Medité sobre la sesión de plegaria en la oficina central de By-Smart. El precio de las acciones había caído debido al rumor de que By-Smart iba a tolerar a los dirigentes sindicales. Quizá Billy sólo estuviese amenazando con decir que ese rumor era cierto. Pero ¿qué más podía haber?
¿Por qué Billy se había escapado de casa? ¿Era porque estaba enamorado de Josie, o ardientemente comprometido con el South Side, o atribulado por las prácticas empresariales de su familia? Desde luego, admiraba al pastor Andrés, pero ¿qué le empujaría a aliarse con éste en contra de su familia?

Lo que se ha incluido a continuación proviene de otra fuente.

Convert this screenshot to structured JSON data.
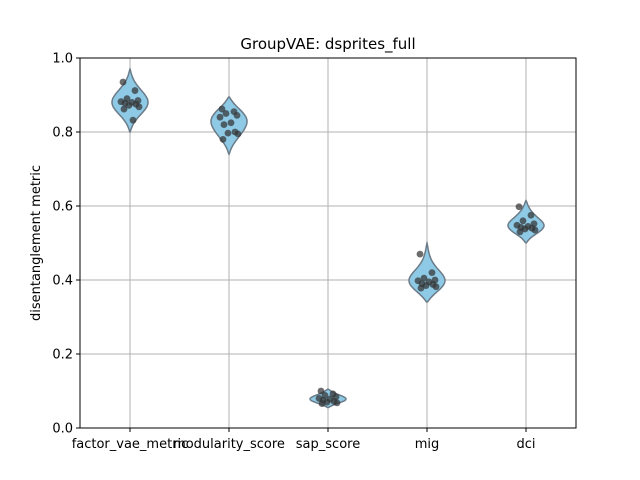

La pregunta me llevó a pensar en el propio predicador, a quien Buffalo Bill había amenazado con deportar. Por descontado, Buffalo Bill repartía amenazas a diestro y siniestro; la noche anterior había amenazado con hacer que el banco ejecutara mi hipoteca y con cerrar mi negocio si no hacía lo que él quería. Tal vez se tratara de una forma de incontinencia verbal; Mildred no había parado de acallarlo con deferencia y buenos modales.
Al mismo tiempo, los Bysen realmente ostentaban un inmenso poder, más del que yo era capaz de imaginar. Si manejabas un coloso como By-Smart, con su alcance global, con cifras de ventas anuales mayores que el PIB de la mayoría de países del mundo, conseguías que cualquier congresista o funcionario de Inmigración hiciera prácticamente lo que quisieras. Pongamos por caso que el pastor Andrés estuviera en el país con un permiso de residencia: los Bysen seguramente podrían conseguir que se lo revocaran con una simple llamada telefónica. A saber, si estaba nacionalizado, quizás hasta fueran capaces de despojarlo de su ciudadanía. Eso tal vez requiriese tres llamadas en lugar de una, pero no me sorprendería enterarme de que lo habían hecho.